No mention is made of the fact that Hamas’ Fathi Hamad admitted in a 2010 interview that around half the casualties in that operation were terrorists, thus negating the inaccurate claims made by the PCHR still being promoted by the BBC.

But by far the most egregious aspect of this BBC feature is the fact that it makes no attempt whatsoever to provide BBC audiences with the crucial context of casualty ratios in the Gaza Strip as compared to those in other conflicts.

Let us assume for a moment that the UN figures quoted and promoted by the BBC are correct and that 495 children were killed during Operation Protective Edge and that none of those under 18s (as UNICEF defines child casualties) were in fact operatives for terrorist organisations. Even if we take those figures at face value, the percentage of children killed in the Gaza Strip during the summer of 2014 is, as Ben Dror Yemini has pointed out, considerably lower than the percentage of children killed by coalition forces (including British troops) in Iraq and by NATO forces (also including British troops) in Kosovo.

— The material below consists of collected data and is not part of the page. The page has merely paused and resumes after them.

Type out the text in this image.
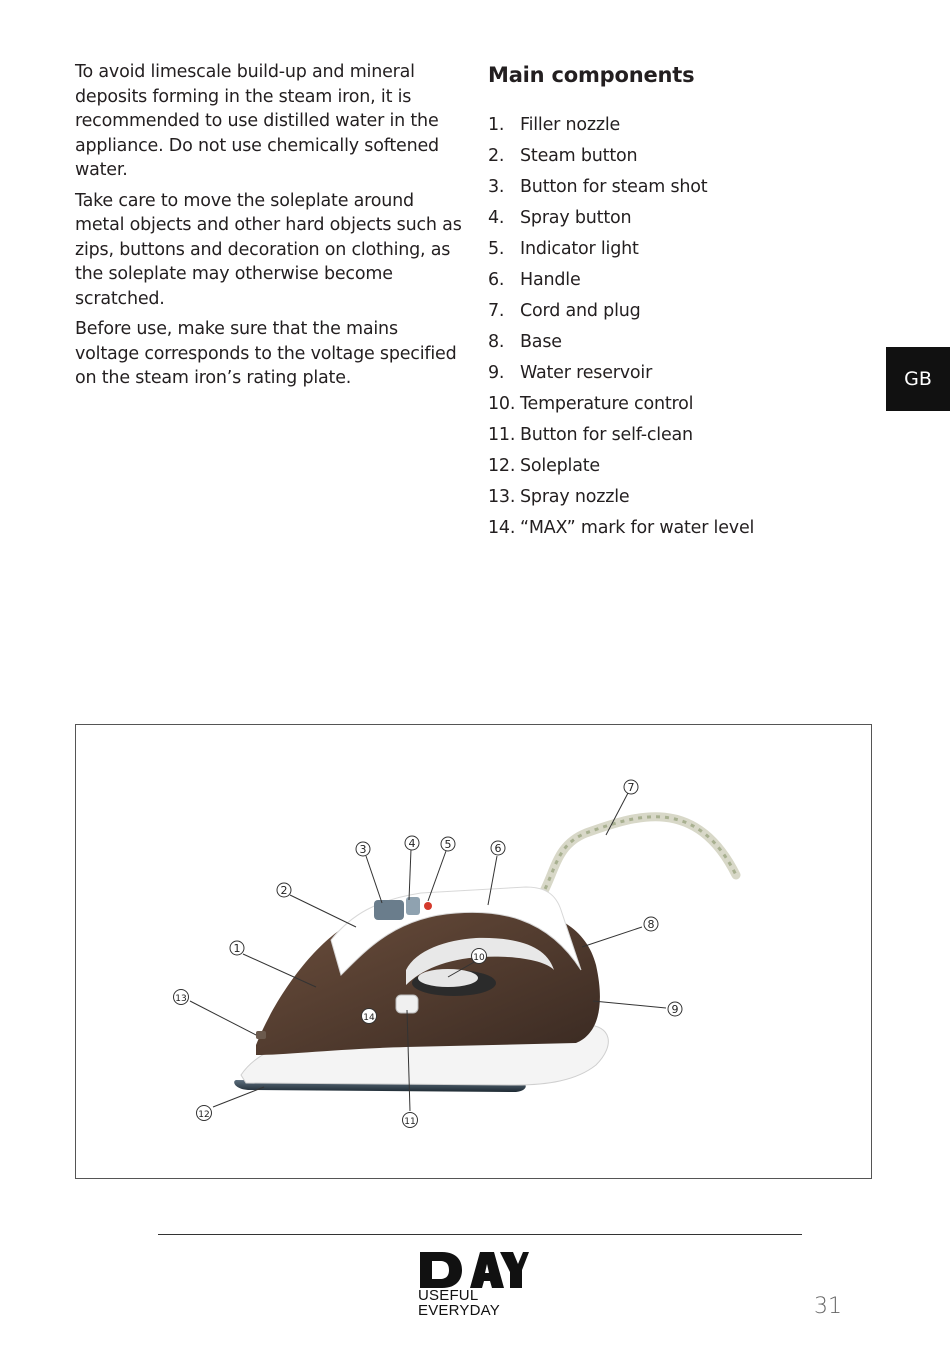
To avoid limescale build-up and mineral deposits forming in the steam iron, it is recommended to use distilled water in the appliance. Do not use chemically softened water.

Take care to move the soleplate around metal objects and other hard objects such as zips, buttons and decoration on clothing, as the soleplate may otherwise become scratched.

Before use, make sure that the mains voltage corresponds to the voltage specified on the steam iron’s rating plate.

Main components
1. Filler nozzle
2. Steam button
3. Button for steam shot
4. Spray button
5. Indicator light
6. Handle
7. Cord and plug
8. Base
9. Water reservoir
10. Temperature control
11. Button for self-clean
12. Soleplate
13. Spray nozzle
14. “MAX” mark for water level
GB
1
2
3	4	5	6
7
8
9
10
11
12
13
14
USEFUL
EVERYDAY	31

And even if we take the BBC’s claim that 1,462 (69%) of a total of 2,104 casualties in the Gaza Strip were civilians as being accurate (despite the fact that – as noted above – ongoing analysis suggests that the ratio of civilians to combatants may actually be lower), that would still mean that – as Col. Richard Kemp has pointed out on numerous occasions – there is nothing exceptional about that ratio.

“The UN estimate that there has been an average three-to one ratio of civilian to combatant deaths in such conflicts worldwide. Three civilians for every combatant killed.

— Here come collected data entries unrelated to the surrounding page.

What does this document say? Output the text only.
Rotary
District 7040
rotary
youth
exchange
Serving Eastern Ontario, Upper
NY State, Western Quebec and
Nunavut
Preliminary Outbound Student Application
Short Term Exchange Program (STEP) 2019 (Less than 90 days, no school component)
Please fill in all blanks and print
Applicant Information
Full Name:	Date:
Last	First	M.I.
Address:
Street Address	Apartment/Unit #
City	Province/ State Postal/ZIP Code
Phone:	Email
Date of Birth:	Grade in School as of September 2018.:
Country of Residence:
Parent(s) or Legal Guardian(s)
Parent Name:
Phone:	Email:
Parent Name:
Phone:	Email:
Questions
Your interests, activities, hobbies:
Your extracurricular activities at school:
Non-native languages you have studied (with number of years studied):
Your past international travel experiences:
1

That is the estimated ratio in Afghanistan: three to one.

In Iraq, and in Kosovo, it was worse: the ratio is believed to be four-to-one. Anecdotal evidence suggests the ratios were very much higher in Chechnya and Serbia.”

Now let us remind ourselves of the BBC’s opening statement in this feature:

“The number of civilians killed during Israel’s Operation Protective Edge offensive has raised international concern and condemnation.”

That statement would lead any reasonable reader to believe that the number of civilian casualties in the Gaza Strip during Operation Protective Edge was somehow exceptional enough to prompt “international concern and condemnation”. The BBC’s editorial decision to omit from this feature any comparison to other conflicts means that audiences are unable to put that statement into its correct perspective and are hence likely to be misled.

Of course that editorial decision will not come as much of a surprise to anyone who closely followed BBC coverage of Operation Protective Edge throughout its duration because one dominant theme discernible throughout that coverage was the inaccurate portrayal of the conflict as an Israeli attack upon the civilian population of the Gaza Strip. The feature tells readers that:  

“…figures from previous operations over the past six years in the densely populated Gaza Strip show it is not the first time civilians have paid a heavy price”

Indeed the price paid by Gaza’s civilian population for the actions of terrorist organisations embedded in their midst is a “heavy” and regrettable one. However – in contrast to the impression this anonymously written feature deliberately attempts to create – it is nevertheless no heavier than that paid by civilian populations in conflict zones elsewhere in the world. The BBC’s decision not to inform its audiences of that fact can only be attributed to political motivations being allowed to trump editorial standards of accuracy and impartiality.